Master of Science
Physiology and Pharmacology
Dr. Rommel Tirona
Fruit juice-drug interactions (FJDIs) involving non-metabolized oral medications result in decreased drug exposure that may lead to reduced therapeutic efficacy. The effect is thought to be mediated by inhibition of the intestinal drug transporters organic anion transporting polypeptide 1A2 and 2B1 (OATP1A2 and OATP2B1) by fruit juice constituents, however the exact mechanisms remain controversial. We tested the hypothesis that fruit juices limit the absorption of fexofenadine through interactions with specific intestinal transporters. In vitro transport and fruit juice inhibition studies using fexofenadine, a medication involved in FJDIs, revealed that in addition to previously implicated transporters, organic cation transporter 1 (OCT1) and organic solute transporter alpha/beta (OSTα/β) are potential novel targets of fruit juice components.
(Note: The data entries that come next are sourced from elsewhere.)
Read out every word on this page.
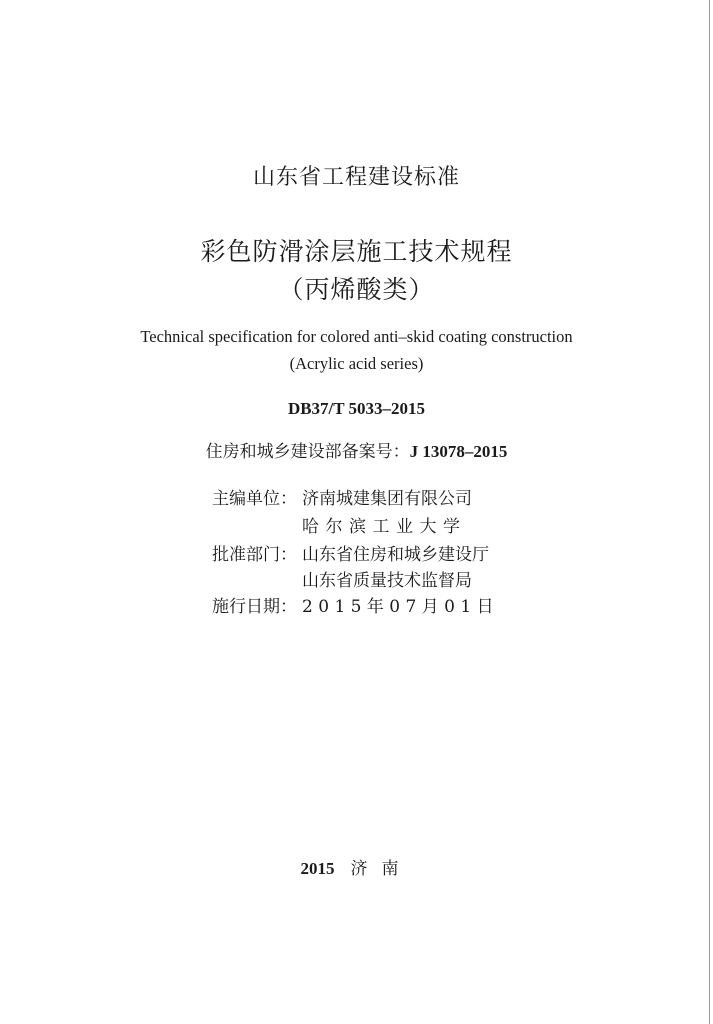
山东省工程建设标准
彩色防滑涂层施工技术规程
（丙烯酸类）
Technical specification for colored anti–skid coating construction
(Acrylic acid series)
DB37/T 5033–2015
住房和城乡建设部备案号：J 13078–2015
主编单位： 济南城建集团有限公司
哈尔滨工业大学
批准部门： 山东省住房和城乡建设厅
山东省质量技术监督局
施行日期： 2 0 1 5 年 0 7 月 0 1 日
2015 济南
Pharmacokinetic interaction studies in wild-type and mOatp2b1 knockout mice demonstrated that mOatp2b1 is not involved in fexofenadine absorption or FJDIs in vivo. These findings provide new insights into the mechanism of FJDIs.
Li, Mandy MJ, "Evaluating the role of intestinal transporters in fruit juice-drug interactions" (2016). Electronic Thesis and Dissertation Repository. 3849.